What to do when you question why you became a nurse…and you will

I remember the exact moment I knew that I wanted to be a nurse. It was Career Day at my High School. Junior year, 1983. I walked into the building not knowing where to start, feeling completely overwhelmed with rows and rows of tables with feathered-out brochures displaying a variety of options and fields of study. There were smiling college recruiters promising success, and colorful poster displays showing happy, culturally diverse students hanging out at the Student Center, engaged in thoughtful discussion, books in hand. Many of the parents who attended this event seemed more excited than their offspring; each believed that their child was destined for greatness, hoping that at the very least, their child would exceed their own career choices.

It was during a mad rush of well-meaning parents, teenagers in tow, proceeding with focused determination to interrogate a recruiter from a nearby Ivy league university, that I was literally shoved into the corner of one table that was repeatedly being passed by, without even a second glance. (It is important to point out that back in the day, and by “day”, I mean, the 1980’s, there was a nursing shortage; it was not as popular of a career choice as it is now.) This table that I “found” had a sign that simply said: Be a Nurse. I remember thinking “OK, sign me up!” After all, I spent so much time in the school nurse’s office, she was on a first name basis with my parents; she always came through in the clutch when I needed a break from my classes and/or wanted to go home early. Call it fate, luck, or literally being pushed into a career; it was, as Oprah would say, my “Aha! moment“. I made the decision right then and there, and never looked back.

To this day it has been one of the best decisions of my life. It has been a job that has professionally sustained me for 29 years (and counting). But to be clear, it hasn’t always been smooth sailing. Yes, making the decision was easy; nursing school, not so much. The harsh reality of nursing was even harder. That first year after graduation was downright painful at times. As a new graduate nurse, you literally leave nursing school/college feeling on top of the world, thinking “I’ve got this!” (insert the laughing-out-loud with tears flying out of your eyes emoji here).

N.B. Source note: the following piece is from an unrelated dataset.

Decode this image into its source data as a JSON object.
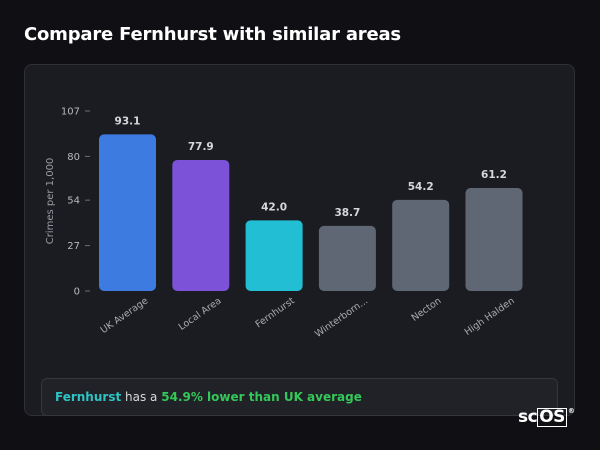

Then, you are “lucky” enough to get a job right out of college, working on the night shift, and your entire body, mind, and spirit are mercilessly handed to you on a silver platter (or bedpan, in this instance). You think that you are prepared to share your “gift” with those in need; heal the sick, save lives, cure cancer, maybe even meet a nice, handsome doctor (bring back that laughing emoji)…but soon, you realize that you are working with people who easily make Regina George from Mean Girls look like a Disney princess. Oh, and that handsome doctor is the one yelling, and hanging up on your for asking a “stupid” question. “Excuse me Dr. McDreamy, did you mean to order 500 mg of acetaminophen for a child that weighs 10 kgs”?

Yes, there have indeed been a few times (maybe more than a few) when I questioned “Whyyy am I doing this”? But here’s the thing, nursing is one of the best jobs in the world in my humble opinion. I can’t imagine doing anything else. Every time that I am asked what I “do” for a living, I am filled with complete pride when I say “I am a nurse“. For every challenging and painful shift, I have received tenfold in amazing moments. I have patients and families that will forever be engrained in my mind as my “favorite”. I have learned about compassion, courage, strength, empathy, hope, faith, and love almost every single day in the patients that I care for, and in the nurses who care for them. They are my colleagues. My friends. My brothers and sisters in healthcare. Yes, there are bullies, but they are small in comparison to the amazing nurse heroes that I have come to know and love. We share similar stories, and it connects us in the same way that brings sports teams to championships, and war heroes, solidarity.

So when you consider leaving your job as a nurse, and you will, it’s ok. We have all been “there”. To paraphrase Teddy Roosevelt, “nothing worth having comes easy”. Tomorrow is another day, and if you still feel that way, consider this: “If you don’t like where you are, move; you’re not a tree” (author unknown). Just don’t give up on nursing as a profession. Nursing is the gift that keeps on giving, there are so many different career paths that you can take; try them all if you so desire! Please don’t focus on the bad shifts; each shift is a lesson learned and presents you with opportunities for greatness, I promise you.